The second step is to rebuild a global coalition for democracy and liberal governance through innovative collaboration. NATO and the Group of Seven (G7) are democratic “clubs:” The “quad” consisting of the United States, India, Japan, and Australia is an unofficial grouping of Indo-Pacific democracies. The next administration should rejoin the Open Government Partnership and work through all these groupings to restore faith in the inspirational ideas of individual liberty, egalitarianism, and justice... Joint information and public diplomacy initiatives should be deployed to restore the power of the democratic governance narrative. After all, it is not these concepts that have failed; any failure has been in their implementation.
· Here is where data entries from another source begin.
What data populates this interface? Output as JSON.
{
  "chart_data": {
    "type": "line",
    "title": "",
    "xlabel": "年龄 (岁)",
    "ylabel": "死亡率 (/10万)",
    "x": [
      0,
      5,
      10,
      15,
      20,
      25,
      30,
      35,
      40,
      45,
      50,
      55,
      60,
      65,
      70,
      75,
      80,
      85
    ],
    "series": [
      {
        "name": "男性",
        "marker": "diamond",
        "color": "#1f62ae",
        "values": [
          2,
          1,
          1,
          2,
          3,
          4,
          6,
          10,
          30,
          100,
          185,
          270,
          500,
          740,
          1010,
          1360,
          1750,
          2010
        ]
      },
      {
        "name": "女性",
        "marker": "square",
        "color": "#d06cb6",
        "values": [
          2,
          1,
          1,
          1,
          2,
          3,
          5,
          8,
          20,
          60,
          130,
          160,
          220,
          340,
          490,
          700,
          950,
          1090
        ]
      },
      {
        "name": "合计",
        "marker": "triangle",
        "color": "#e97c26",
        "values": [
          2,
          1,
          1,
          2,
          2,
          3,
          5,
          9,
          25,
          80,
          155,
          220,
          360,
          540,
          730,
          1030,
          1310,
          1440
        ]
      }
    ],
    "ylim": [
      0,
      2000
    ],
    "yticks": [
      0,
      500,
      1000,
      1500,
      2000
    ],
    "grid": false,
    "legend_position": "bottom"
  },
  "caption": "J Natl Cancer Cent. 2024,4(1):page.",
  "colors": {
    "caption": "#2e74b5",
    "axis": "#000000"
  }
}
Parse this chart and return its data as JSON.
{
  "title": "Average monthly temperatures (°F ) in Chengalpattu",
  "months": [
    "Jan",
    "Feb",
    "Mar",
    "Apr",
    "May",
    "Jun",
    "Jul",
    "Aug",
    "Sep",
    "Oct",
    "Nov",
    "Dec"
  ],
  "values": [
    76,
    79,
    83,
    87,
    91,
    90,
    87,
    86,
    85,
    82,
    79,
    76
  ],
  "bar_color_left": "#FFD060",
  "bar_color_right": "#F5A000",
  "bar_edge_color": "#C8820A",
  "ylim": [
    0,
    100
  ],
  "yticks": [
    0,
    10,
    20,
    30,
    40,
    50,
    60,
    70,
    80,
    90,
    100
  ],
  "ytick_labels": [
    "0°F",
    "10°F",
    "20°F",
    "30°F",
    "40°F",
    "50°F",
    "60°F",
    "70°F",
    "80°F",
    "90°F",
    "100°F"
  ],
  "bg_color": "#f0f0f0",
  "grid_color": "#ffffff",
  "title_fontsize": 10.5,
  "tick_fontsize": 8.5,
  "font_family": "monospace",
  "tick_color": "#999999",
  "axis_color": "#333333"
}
U.S. bilateral relationships need not be hostage to democratic quid pro quos, but democracy should always be a shared aspiration with our allies and partners, and never off the table. Promoting democracy creates a freer world that is safer for Americans.

Finally, the economic vibrancy of the liberal world order must be restored through trade. The new administration should immediately resume a leading role in the World Trade Organization, rejoin the Trans-Pacific Partnership, revive the Transatlantic Trade and Investment Partnership, and explore free trade agreements with other key partners such as India. Draconian trade wars with allies and partners are a painful own goal. Retributive trade penalties simply drive our allies and partners away at a time when we need them the most. These economic threats and actions should cease immediately. Economic competition, trade imbalances, and disagreements with allies and partners are inevitable but can be resolved through diplomacy. Trade with our adversaries—China, Russia, Iran, Venezuela—is another story, but trading with our allies and partners without rancor is a shared benefit that strengthens us.

Today there is no national security challenge on anyone’s radar that can be met without our allies and partners, be it great power competition, global terrorism, transnational organized crime, or rogue states, let alone climate change or global pandemics.

If the next administration in Washington were to seize the opportunities in these proposed initiatives, there is reason to hope for a long future for the liberal world order. Despite the recent barrage of lamentation, the world’s most highly regarded educational systems, the most dynamic businesses, and the greatest promise for life, liberty, and the pursuit of happiness reside within the domain of the liberal world order. It yet has much promise and great expectations if we rise to the challenge.